Here's the diff output:

Code: Select all

~:diff test_double.c test_double.orig.c
5,6c5,6
< /* #include <cblas.h> */
< #include <scsl_blas.h>
---
> #include <cblas.h>
>
42c42
<     dgemm("N", "N", n, n, n, alpha, &a[0], n, &b[0], n, beta, &c[0], n);
---
>     dgemm(NoTranspose, NoTranspose, n, n, n, alpha, &a[0], n, &b[0], n, beta, &c[0], n);


and the compile line changes (for me) to:
cc -fullwarn -O3 -Ofast=IP35 -IPA -o test_double test_double.c -lscs -lftn


The result is
test_double
Using default value, n = 128

Elapsed time to multiply two matrices of order 128: 0.003320


Now, to be fair I re-ran the origin test_quad in "double" mode (replace long double -> double ) and got:

~:cc -fullwarn -O3 -Ofast=IP35 -IPA -o test_quad-double test_quad-double.c
~:test_quad-double Using default value, n = 128
size of double: 8

Elapsed time to multiply two matrices of order 128: 0.002489


which was faster (!) than the blas routine on my machine. Naive matrix mult not so bad for general matrix types?
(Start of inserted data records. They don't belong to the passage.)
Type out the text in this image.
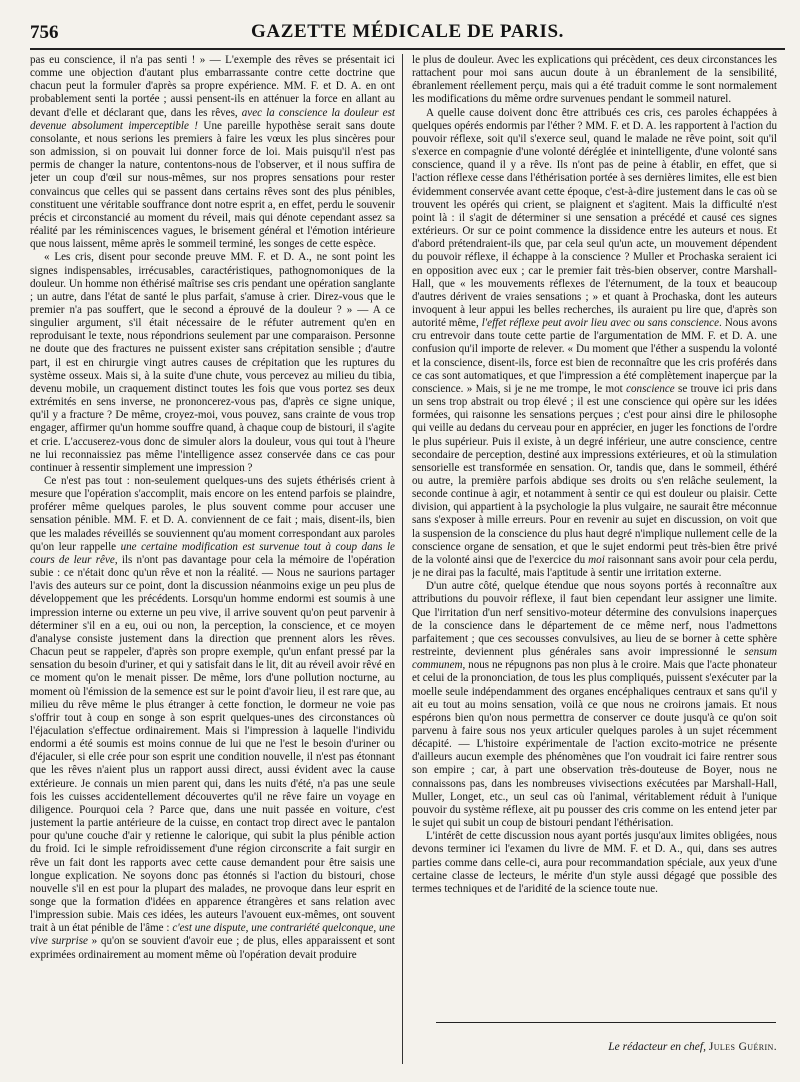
756	GAZETTE MÉDICALE DE PARIS.

pas eu conscience, il n'a pas senti ! » — L'exemple des rêves se présentait ici comme une objection d'autant plus embarrassante contre cette doctrine que chacun peut la formuler d'après sa propre expérience. MM. F. et D. A. en ont probablement senti la portée ; aussi pensent-ils en atténuer la force en allant au devant d'elle et déclarant que, dans les rêves, avec la conscience la douleur est devenue absolument imperceptible ! Une pareille hypothèse serait sans doute consolante, et nous serions les premiers à faire les vœux les plus sincères pour son admission, si on pouvait lui donner force de loi. Mais puisqu'il n'est pas permis de changer la nature, contentons-nous de l'observer, et il nous suffira de jeter un coup d'œil sur nous-mêmes, sur nos propres sensations pour rester convaincus que celles qui se passent dans certains rêves sont des plus pénibles, constituent une véritable souffrance dont notre esprit a, en effet, perdu le souvenir précis et circonstancié au moment du réveil, mais qui dénote cependant assez sa réalité par les réminiscences vagues, le brisement général et l'émotion intérieure que nous laissent, même après le sommeil terminé, les songes de cette espèce.

« Les cris, disent pour seconde preuve MM. F. et D. A., ne sont point les signes indispensables, irrécusables, caractéristiques, pathognomoniques de la douleur. Un homme non éthérisé maîtrise ses cris pendant une opération sanglante ; un autre, dans l'état de santé le plus parfait, s'amuse à crier. Direz-vous que le premier n'a pas souffert, que le second a éprouvé de la douleur ? » — A ce singulier argument, s'il était nécessaire de le réfuter autrement qu'en en reproduisant le texte, nous répondrions seulement par une comparaison. Personne ne doute que des fractures ne puissent exister sans crépitation sensible ; d'autre part, il est en chirurgie vingt autres causes de crépitation que les ruptures du système osseux. Mais si, à la suite d'une chute, vous percevez au milieu du tibia, devenu mobile, un craquement distinct toutes les fois que vous portez ses deux extrémités en sens inverse, ne prononcerez-vous pas, d'après ce signe unique, qu'il y a fracture ? De même, croyez-moi, vous pouvez, sans crainte de vous trop engager, affirmer qu'un homme souffre quand, à chaque coup de bistouri, il s'agite et crie. L'accuserez-vous donc de simuler alors la douleur, vous qui tout à l'heure ne lui reconnaissiez pas même l'intelligence assez conservée dans ce cas pour continuer à ressentir simplement une impression ?

Ce n'est pas tout : non-seulement quelques-uns des sujets éthérisés crient à mesure que l'opération s'accomplit, mais encore on les entend parfois se plaindre, proférer même quelques paroles, le plus souvent comme pour accuser une sensation pénible. MM. F. et D. A. conviennent de ce fait ; mais, disent-ils, bien que les malades réveillés se souviennent qu'au moment correspondant aux paroles qu'on leur rappelle une certaine modification est survenue tout à coup dans le cours de leur rêve, ils n'ont pas davantage pour cela la mémoire de l'opération subie : ce n'était donc qu'un rêve et non la réalité. — Nous ne saurions partager l'avis des auteurs sur ce point, dont la discussion néanmoins exige un peu plus de développement que les précédents. Lorsqu'un homme endormi est soumis à une impression interne ou externe un peu vive, il arrive souvent qu'on peut parvenir à déterminer s'il en a eu, oui ou non, la perception, la conscience, et ce moyen d'analyse consiste justement dans la direction que prennent alors les rêves. Chacun peut se rappeler, d'après son propre exemple, qu'un enfant pressé par la sensation du besoin d'uriner, et qui y satisfait dans le lit, dit au réveil avoir rêvé en ce moment qu'on le menait pisser. De même, lors d'une pollution nocturne, au moment où l'émission de la semence est sur le point d'avoir lieu, il est rare que, au milieu du rêve même le plus étranger à cette fonction, le dormeur ne voie pas s'offrir tout à coup en songe à son esprit quelques-unes des circonstances où l'éjaculation s'effectue ordinairement. Mais si l'impression à laquelle l'individu endormi a été soumis est moins connue de lui que ne l'est le besoin d'uriner ou d'éjaculer, si elle crée pour son esprit une condition nouvelle, il n'est pas étonnant que les rêves n'aient plus un rapport aussi direct, aussi évident avec la cause extérieure. Je connais un mien parent qui, dans les nuits d'été, n'a pas une seule fois les cuisses accidentellement découvertes qu'il ne rêve faire un voyage en diligence. Pourquoi cela ? Parce que, dans une nuit passée en voiture, c'est justement la partie antérieure de la cuisse, en contact trop direct avec le pantalon pour qu'une couche d'air y retienne le calorique, qui subit la plus pénible action du froid. Ici le simple refroidissement d'une région circonscrite a fait surgir en rêve un fait dont les rapports avec cette cause demandent pour être saisis une longue explication. Ne soyons donc pas étonnés si l'action du bistouri, chose nouvelle s'il en est pour la plupart des malades, ne provoque dans leur esprit en songe que la formation d'idées en apparence étrangères et sans relation avec l'impression subie. Mais ces idées, les auteurs l'avouent eux-mêmes, ont souvent trait à un état pénible de l'âme : c'est une dispute, une contrariété quelconque, une vive surprise » qu'on se souvient d'avoir eue ; de plus, elles apparaissent et sont exprimées ordinairement au moment même où l'opération devait produire

le plus de douleur. Avec les explications qui précèdent, ces deux circonstances les rattachent pour moi sans aucun doute à un ébranlement de la sensibilité, ébranlement réellement perçu, mais qui a été traduit comme le sont normalement les modifications du même ordre survenues pendant le sommeil naturel.

A quelle cause doivent donc être attribués ces cris, ces paroles échappées à quelques opérés endormis par l'éther ? MM. F. et D. A. les rapportent à l'action du pouvoir réflexe, soit qu'il s'exerce seul, quand le malade ne rêve point, soit qu'il s'exerce en compagnie d'une volonté déréglée et inintelligente, d'une volonté sans conscience, quand il y a rêve. Ils n'ont pas de peine à établir, en effet, que si l'action réflexe cesse dans l'éthérisation portée à ses dernières limites, elle est bien évidemment conservée avant cette époque, c'est-à-dire justement dans le cas où se trouvent les opérés qui crient, se plaignent et s'agitent. Mais la difficulté n'est point là : il s'agit de déterminer si une sensation a précédé et causé ces signes extérieurs. Or sur ce point commence la dissidence entre les auteurs et nous. Et d'abord prétendraient-ils que, par cela seul qu'un acte, un mouvement dépendent du pouvoir réflexe, il échappe à la conscience ? Muller et Prochaska seraient ici en opposition avec eux ; car le premier fait très-bien observer, contre Marshall-Hall, que « les mouvements réflexes de l'éternument, de la toux et beaucoup d'autres dérivent de vraies sensations ; » et quant à Prochaska, dont les auteurs invoquent à leur appui les belles recherches, ils auraient pu lire que, d'après son autorité même, l'effet réflexe peut avoir lieu avec ou sans conscience. Nous avons cru entrevoir dans toute cette partie de l'argumentation de MM. F. et D. A. une confusion qu'il importe de relever. « Du moment que l'éther a suspendu la volonté et la conscience, disent-ils, force est bien de reconnaître que les cris proférés dans ce cas sont automatiques, et que l'impression a été complètement inaperçue par la conscience. » Mais, si je ne me trompe, le mot conscience se trouve ici pris dans un sens trop abstrait ou trop élevé ; il est une conscience qui opère sur les idées formées, qui raisonne les sensations perçues ; c'est pour ainsi dire le philosophe qui veille au dedans du cerveau pour en apprécier, en juger les fonctions de l'ordre le plus supérieur. Puis il existe, à un degré inférieur, une autre conscience, centre secondaire de perception, destiné aux impressions extérieures, et où la stimulation sensorielle est transformée en sensation. Or, tandis que, dans le sommeil, éthéré ou autre, la première parfois abdique ses droits ou s'en relâche seulement, la seconde continue à agir, et notamment à sentir ce qui est douleur ou plaisir. Cette division, qui appartient à la psychologie la plus vulgaire, ne saurait être méconnue sans s'exposer à mille erreurs. Pour en revenir au sujet en discussion, on voit que la suspension de la conscience du plus haut degré n'implique nullement celle de la conscience organe de sensation, et que le sujet endormi peut très-bien être privé de la volonté ainsi que de l'exercice du moi raisonnant sans avoir pour cela perdu, je ne dirai pas la faculté, mais l'aptitude à sentir une irritation externe.

D'un autre côté, quelque étendue que nous soyons portés à reconnaître aux attributions du pouvoir réflexe, il faut bien cependant leur assigner une limite. Que l'irritation d'un nerf sensitivo-moteur détermine des convulsions inaperçues de la conscience dans le département de ce même nerf, nous l'admettons parfaitement ; que ces secousses convulsives, au lieu de se borner à cette sphère restreinte, deviennent plus générales sans avoir impressionné le sensum communem, nous ne répugnons pas non plus à le croire. Mais que l'acte phonateur et celui de la prononciation, de tous les plus compliqués, puissent s'exécuter par la moelle seule indépendamment des organes encéphaliques centraux et sans qu'il y ait eu tout au moins sensation, voilà ce que nous ne croirons jamais. Et nous espérons bien qu'on nous permettra de conserver ce doute jusqu'à ce qu'on soit parvenu à faire sous nos yeux articuler quelques paroles à un sujet récemment décapité. — L'histoire expérimentale de l'action excito-motrice ne présente d'ailleurs aucun exemple des phénomènes que l'on voudrait ici faire rentrer sous son empire ; car, à part une observation très-douteuse de Boyer, nous ne connaissons pas, dans les nombreuses vivisections exécutées par Marshall-Hall, Muller, Longet, etc., un seul cas où l'animal, véritablement réduit à l'unique pouvoir du système réflexe, ait pu pousser des cris comme on les entend jeter par le sujet qui subit un coup de bistouri pendant l'éthérisation.

L'intérêt de cette discussion nous ayant portés jusqu'aux limites obligées, nous devons terminer ici l'examen du livre de MM. F. et D. A., qui, dans ses autres parties comme dans celle-ci, aura pour recommandation spéciale, aux yeux d'une certaine classe de lecteurs, le mérite d'un style aussi dégagé que possible des termes techniques et de l'aridité de la science toute nue.

Le rédacteur en chef, Jules Guérin.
Another test in "64 bit mode"

cc -64 -fullwarn -O3 -Ofast=IP35 -IPA -o test_double test_double.c -lscs -lftn

test_double
Using default value, n = 128

Elapsed time to multiply two matrices of order 128: 0.003326


no change from -n32. But switch in the multiprocessor version of SCSL lib and

cc -n32 -fullwarn -O3 -Ofast=IP35 -IPA -o test_double test_double.c -lscs_mp -lftn
test_double
Using default value, n = 128

Elapsed time to multiply two matrices of order 128: 0.045474


which is slower on the small matrix, so let's try the 1024x1024.

cc -n32 -fullwarn -O3 -Ofast=IP35 -IPA -o test_double test_double.c -lscs -lftn
Using default value, n = 1024

Elapsed time to multiply two matrices of order 1024: 1.320950

cc -n32 -fullwarn -O3 -Ofast=IP35 -IPA -o test_double test_double.c -lscs_mp -lftn

test_double
Using default value, n = 1024

Elapsed time to multiply two matrices of order 1024: 0.941582


as expected on larger problems the multiprocessing starts to pay off.

The message that keeps getting shoved into my face again and again with coding for performance (math or graphics) is "Know your hardware, know your problem." and find the fast-path for your situation. As an addendum I'd add that this implies high-performance cross-platform code seems to be a pipe dream.